The purpose of this study was to clarify the effects of the exercise training using bicycle ergometer for patients with PAD.
Eight patients with PAD Fontaine grade II aged 73.0 ± 6.5 (mean ± SD) performed exercise program by bicycle ergometer 3 times a week for 6 weeks. Exercise intensity was 70% of maximal load during maximal exercise test by bicycle ergometer and exercise duration of each session was 30 min in total. Maximal oxygen uptake (VO2max) was measured with expiratory gas analysis via the breath by breath method during exercise test. At the same time, muscle oxygenation level at vastus lateralis (VL) and lateral head of gastrocnemius (GC) muscles was measured by near infrared spectroscopy and recovery time (Tr) for oxy-hemogrobin/myogrobin following exercise was calculated. Maximal walking distance (MWD) was evaluated by the treadmill test at 2.4 km/hr, 12% grade.

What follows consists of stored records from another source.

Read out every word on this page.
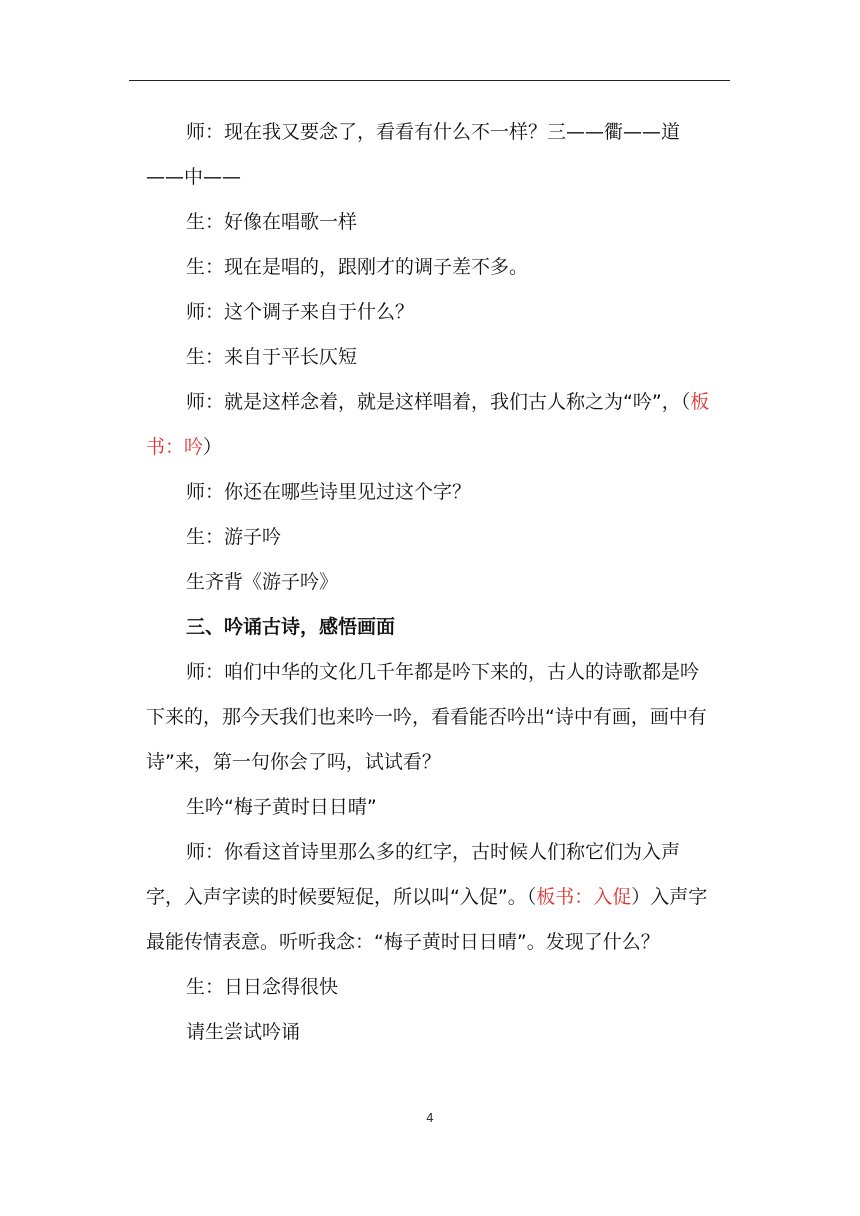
师：现在我又要念了，看看有什么不一样？三——衢——道——中——

生：好像在唱歌一样

生：现在是唱的，跟刚才的调子差不多。

师：这个调子来自于什么？

生：来自于平长仄短

师：就是这样念着，就是这样唱着，我们古人称之为“吟”，（板书：吟）

师：你还在哪些诗里见过这个字？

生：游子吟

生齐背《游子吟》

三、吟诵古诗，感悟画面

师：咱们中华的文化几千年都是吟下来的，古人的诗歌都是吟下来的，那今天我们也来吟一吟，看看能否吟出“诗中有画，画中有诗”来，第一句你会了吗，试试看？

生吟“梅子黄时日日晴”

师：你看这首诗里那么多的红字，古时候人们称它们为入声字，入声字读的时候要短促，所以叫“入促”。（板书：入促）入声字最能传情表意。听听我念：“梅子黄时日日晴”。发现了什么？

生：日日念得很快

请生尝试吟诵

4
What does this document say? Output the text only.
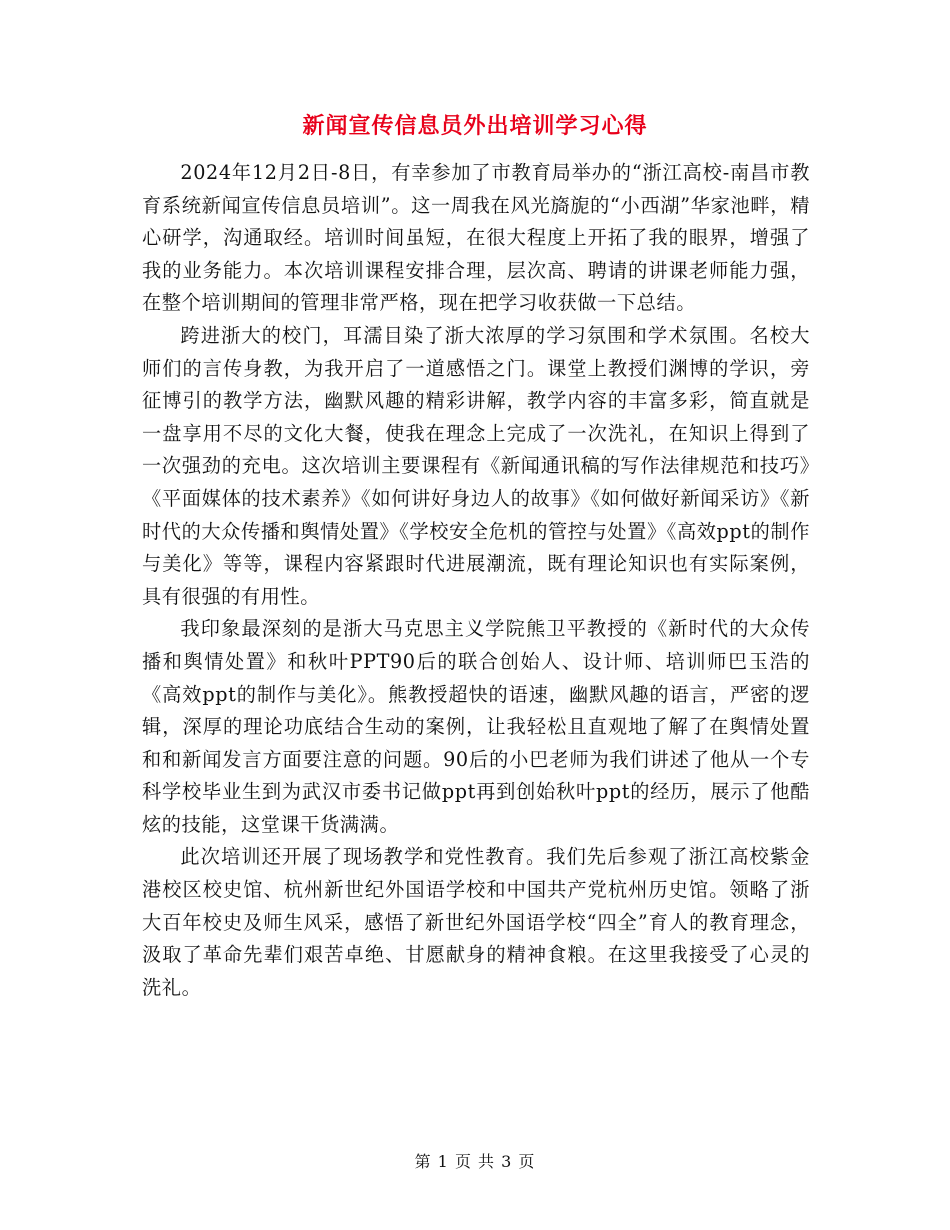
新闻宣传信息员外出培训学习心得

2024年12月2日-8日，有幸参加了市教育局举办的“浙江高校-南昌市教育系统新闻宣传信息员培训”。这一周我在风光旖旎的“小西湖”华家池畔，精心研学，沟通取经。培训时间虽短，在很大程度上开拓了我的眼界，增强了我的业务能力。本次培训课程安排合理，层次高、聘请的讲课老师能力强，在整个培训期间的管理非常严格，现在把学习收获做一下总结。

跨进浙大的校门，耳濡目染了浙大浓厚的学习氛围和学术氛围。名校大师们的言传身教，为我开启了一道感悟之门。课堂上教授们渊博的学识，旁征博引的教学方法，幽默风趣的精彩讲解，教学内容的丰富多彩，简直就是一盘享用不尽的文化大餐，使我在理念上完成了一次洗礼，在知识上得到了一次强劲的充电。这次培训主要课程有《新闻通讯稿的写作法律规范和技巧》《平面媒体的技术素养》《如何讲好身边人的故事》《如何做好新闻采访》《新时代的大众传播和舆情处置》《学校安全危机的管控与处置》《高效ppt的制作与美化》等等，课程内容紧跟时代进展潮流，既有理论知识也有实际案例，具有很强的有用性。

我印象最深刻的是浙大马克思主义学院熊卫平教授的《新时代的大众传播和舆情处置》和秋叶PPT90后的联合创始人、设计师、培训师巴玉浩的《高效ppt的制作与美化》。熊教授超快的语速，幽默风趣的语言，严密的逻辑，深厚的理论功底结合生动的案例，让我轻松且直观地了解了在舆情处置和和新闻发言方面要注意的问题。90后的小巴老师为我们讲述了他从一个专科学校毕业生到为武汉市委书记做ppt再到创始秋叶ppt的经历，展示了他酷炫的技能，这堂课干货满满。

此次培训还开展了现场教学和党性教育。我们先后参观了浙江高校紫金港校区校史馆、杭州新世纪外国语学校和中国共产党杭州历史馆。领略了浙大百年校史及师生风采，感悟了新世纪外国语学校“四全”育人的教育理念，汲取了革命先辈们艰苦卓绝、甘愿献身的精神食粮。在这里我接受了心灵的洗礼。

第 1 页 共 3 页
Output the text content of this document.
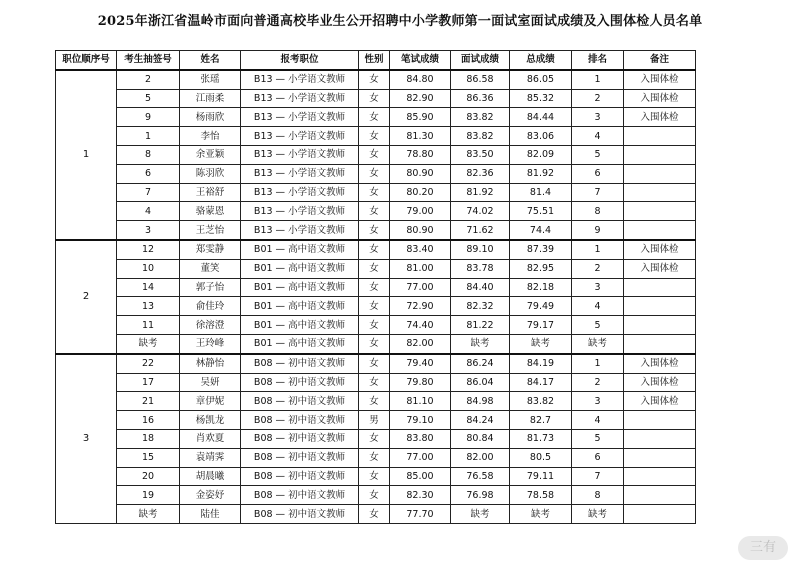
2025年浙江省温岭市面向普通高校毕业生公开招聘中小学教师第一面试室面试成绩及入围体检人员名单
职位顺序号	考生抽签号	姓名	报考职位	性别	笔试成绩	面试成绩	总成绩	排名	备注
1	2	张瑶	B13 — 小学语文教师	女	84.80	86.58	86.05	1	入围体检
	5	江雨柔	B13 — 小学语文教师	女	82.90	86.36	85.32	2	入围体检
	9	杨雨欣	B13 — 小学语文教师	女	85.90	83.82	84.44	3	入围体检
	1	李怡	B13 — 小学语文教师	女	81.30	83.82	83.06	4	
	8	余亚颖	B13 — 小学语文教师	女	78.80	83.50	82.09	5	
	6	陈羽欣	B13 — 小学语文教师	女	80.90	82.36	81.92	6	
	7	王裕舒	B13 — 小学语文教师	女	80.20	81.92	81.4	7	
	4	骆蒙恩	B13 — 小学语文教师	女	79.00	74.02	75.51	8	
	3	王芝怡	B13 — 小学语文教师	女	80.90	71.62	74.4	9	
2	12	郑雯静	B01 — 高中语文教师	女	83.40	89.10	87.39	1	入围体检
	10	董笑	B01 — 高中语文教师	女	81.00	83.78	82.95	2	入围体检
	14	郭子怡	B01 — 高中语文教师	女	77.00	84.40	82.18	3	
	13	俞佳玲	B01 — 高中语文教师	女	72.90	82.32	79.49	4	
	11	徐溶澄	B01 — 高中语文教师	女	74.40	81.22	79.17	5	
	缺考	王玲峰	B01 — 高中语文教师	女	82.00	缺考	缺考	缺考	
3	22	林静怡	B08 — 初中语文教师	女	79.40	86.24	84.19	1	入围体检
	17	吴妍	B08 — 初中语文教师	女	79.80	86.04	84.17	2	入围体检
	21	章伊妮	B08 — 初中语文教师	女	81.10	84.98	83.82	3	入围体检
	16	杨凯龙	B08 — 初中语文教师	男	79.10	84.24	82.7	4	
	18	肖欢夏	B08 — 初中语文教师	女	83.80	80.84	81.73	5	
	15	袁靖霁	B08 — 初中语文教师	女	77.00	82.00	80.5	6	
	20	胡晨曦	B08 — 初中语文教师	女	85.00	76.58	79.11	7	
	19	金姿妤	B08 — 初中语文教师	女	82.30	76.98	78.58	8	
	缺考	陆佳	B08 — 初中语文教师	女	77.70	缺考	缺考	缺考	
三有
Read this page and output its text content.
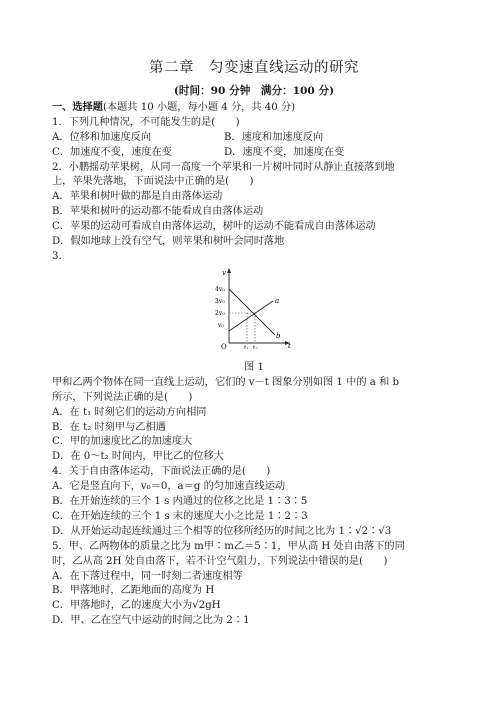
第二章　匀变速直线运动的研究
(时间：90 分钟　满分：100 分)
一、选择题(本题共 10 小题，每小题 4 分，共 40 分)
1．下列几种情况，不可能发生的是(　　)
A．位移和加速度反向	B．速度和加速度反向
C．加速度不变，速度在变	D．速度不变，加速度在变
2．小鹏摇动苹果树，从同一高度一个苹果和一片树叶同时从静止直接落到地
上，苹果先落地，下面说法中正确的是(　　)
A．苹果和树叶做的都是自由落体运动
B．苹果和树叶的运动都不能看成自由落体运动
C．苹果的运动可看成自由落体运动，树叶的运动不能看成自由落体运动
D．假如地球上没有空气，则苹果和树叶会同时落地
3.
v
t
O
4v₀
3v₀
2v₀
v₀
a
b
t₁ t₂
图 1
甲和乙两个物体在同一直线上运动，它们的 v－t 图象分别如图 1 中的 a 和 b
所示，下列说法正确的是(　　)
A．在 t₁ 时刻它们的运动方向相同
B．在 t₂ 时刻甲与乙相遇
C．甲的加速度比乙的加速度大
D．在 0～t₂ 时间内，甲比乙的位移大
4．关于自由落体运动，下面说法正确的是(　　)
A．它是竖直向下，v₀＝0，a＝g 的匀加速直线运动
B．在开始连续的三个 1 s 内通过的位移之比是 1∶3∶5
C．在开始连续的三个 1 s 末的速度大小之比是 1∶2∶3
D．从开始运动起连续通过三个相等的位移所经历的时间之比为 1∶√2∶√3
5．甲、乙两物体的质量之比为 m甲∶m乙＝5∶1，甲从高 H 处自由落下的同
时，乙从高 2H 处自由落下，若不计空气阻力，下列说法中错误的是(　　)
A．在下落过程中，同一时刻二者速度相等
B．甲落地时，乙距地面的高度为 H
C．甲落地时，乙的速度大小为√2gH
D．甲、乙在空气中运动的时间之比为 2∶1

After 6 weeks of exercise training, VO2max improved from 14.5 ± 2.1 ml/kg/min to 16.2 ± 2.6 ml/kg/min (p < 0.05). Tr at VL was shortened from 104 ± 64 sec to 61 ± 35 sec (p = 0.054) and Tr at VL was shortened from 91 ± 25 sec to 61 ± 28 sec (p < 0.05). MWD was prolonged from 121 ± 49 m to 225 ± 119 m (p < 0.05).
Exercise training by bicycle ergometer improved walking distance by 86% patient with PAD. This improvement was a result of development of cardiorespiratory function as well as muscle perfusion in the lower limbs.